Question: How do you determine if \[f\left( x \right) = \left| {{x^2} + x} \right|\] is an even or odd functio...

Question

How do you determine if $f\left( x \right) = \left| {{x^2} + x} \right|$ is an even or odd function?

Answer 1

Solution

A function can be defined as even or odd if it satisfies an even or odd definition. In the given function, we need to determine algebraically whether a function is even or odd.

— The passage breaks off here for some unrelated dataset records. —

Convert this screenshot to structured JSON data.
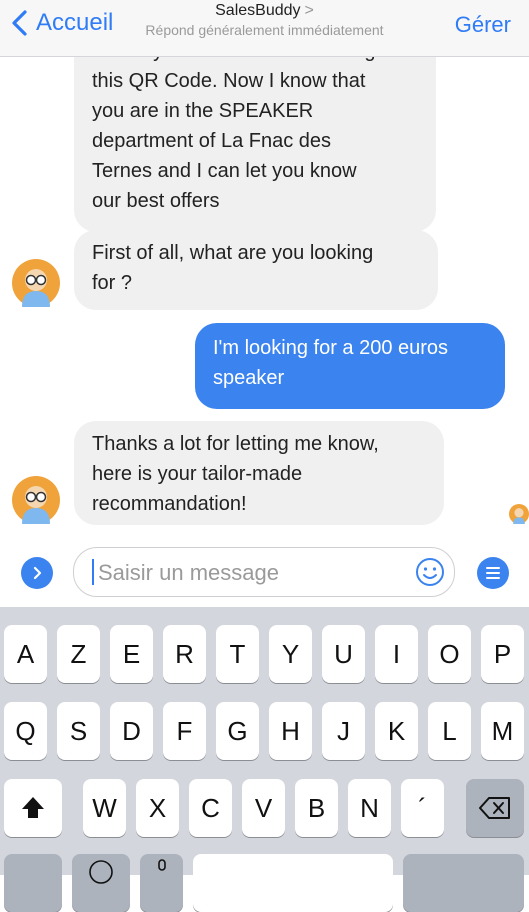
{
  "nav": {
    "back_label": "Accueil",
    "title": "SalesBuddy",
    "subtitle": "Répond généralement immédiatement",
    "right_label": "Gérer"
  },
  "messages": [
    {
      "from": "bot",
      "lines": [
        "Thank you Maxime for scanning",
        "this QR Code. Now I know that",
        "you are in the SPEAKER",
        "department of La Fnac des",
        "Ternes and I can let you know",
        "our best offers"
      ]
    },
    {
      "from": "bot",
      "lines": [
        "First of all, what are you looking",
        "for ?"
      ]
    },
    {
      "from": "user",
      "lines": [
        "I'm looking for a 200 euros",
        "speaker"
      ]
    },
    {
      "from": "bot",
      "lines": [
        "Thanks a lot for letting me know,",
        "here is your tailor-made",
        "recommandation!"
      ]
    }
  ],
  "composer": {
    "placeholder": "Saisir un message"
  },
  "keyboard": {
    "row1": [
      "A",
      "Z",
      "E",
      "R",
      "T",
      "Y",
      "U",
      "I",
      "O",
      "P"
    ],
    "row2": [
      "Q",
      "S",
      "D",
      "F",
      "G",
      "H",
      "J",
      "K",
      "L",
      "M"
    ],
    "row3": [
      "W",
      "X",
      "C",
      "V",
      "B",
      "N",
      "´"
    ]
  },
  "colors": {
    "accent": "#2f7cf6",
    "user_bubble": "#3b83ee",
    "bot_bubble": "#f1f0f0",
    "keyboard_bg": "#d3d6dc"
  }
}
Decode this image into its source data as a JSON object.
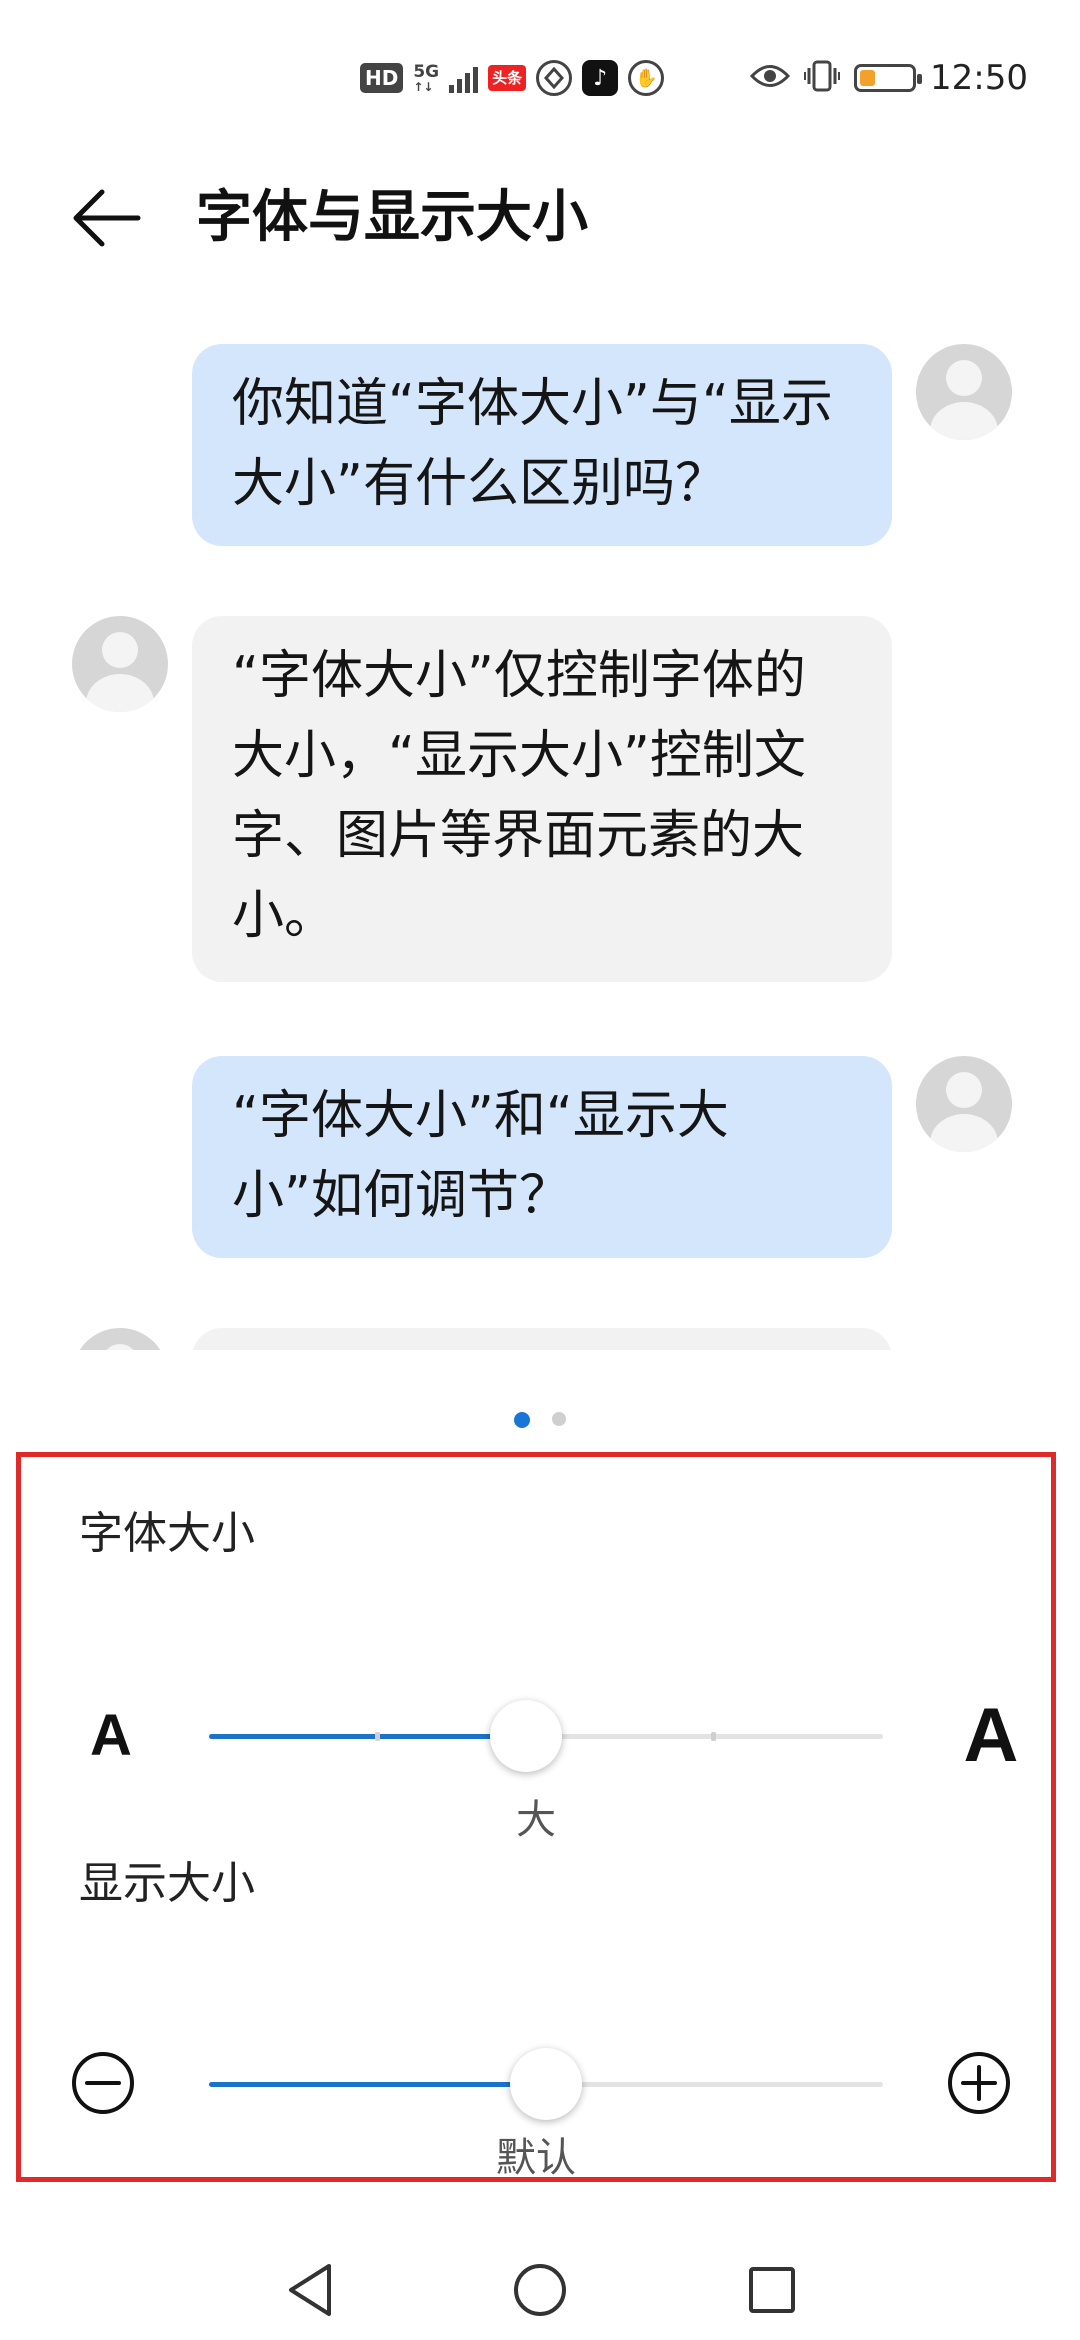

Hence, to determine if $f\left( x \right) = \left| {{x^2} + x} \right|$ is an even or odd function, we need to consider the following:
If $f\left( x \right) = f\left( { - x} \right)$ , then $f\left( x \right)$ is even: Even functions have symmetry about the y-axis.
If $f\left( { - x} \right) = - f\left( x \right)$ , then $f\left( x \right)$ is odd: Odd functions have symmetry about the origin.

Complete step by step answer:
Given,
$f\left( x \right) = \left| {{x^2} + x} \right|$
Let us determine for even function:
We know that for even: $f\left( x \right) = f\left( { - x} \right)$ , hence:
$f\left( { - x} \right) = {\left( { - x} \right)^2} - \left( { - x} \right)$
Simplifying the terms, we get:
$\Rightarrow f\left( { - x} \right) = {x^2} + x \ne f\left( x \right)$
Since, $f\left( x \right) \ne f\left( { - x} \right)$ , then the given function $f\left( x \right)$ is not even.
Now, let us determine for odd function:
We know that for odd: $f\left( { - x} \right) = - f\left( x \right)$ , hence:
$- f\left( x \right) = - \left( {{x^2} - x} \right)$
Simplifying the terms, we get:
$\Rightarrow - f\left( x \right) = - {x^2} + x \ne f\left( { - x} \right)$
Since, $f\left( { - x} \right) \ne - f\left( x \right)$ , then the given function $f\left( x \right)$ is not odd.
Thus, the given function $f\left( x \right) = \left| {{x^2} + x} \right|$ is neither odd nor even.

Note: The key point to note is that, we must know the conditions, if $f\left( x \right) = f\left( { - x} \right)$ , then $f\left( x \right)$ is even and if $f\left( { - x} \right) = - f\left( x \right)$ , then $f\left( x \right)$ is odd. A function can be neither even nor odd if it does not exhibit either symmetry. Also, the only function that is both even and odd is the constant function. A function ‘f’ is even if the graph of f is symmetric with respect to the y-axis. Algebraically, f is even if and only if $f\left( { - x} \right) = f\left( x \right)$ for all x in the domain of f. A function f is odd if the graph of f is symmetric with respect to the origin.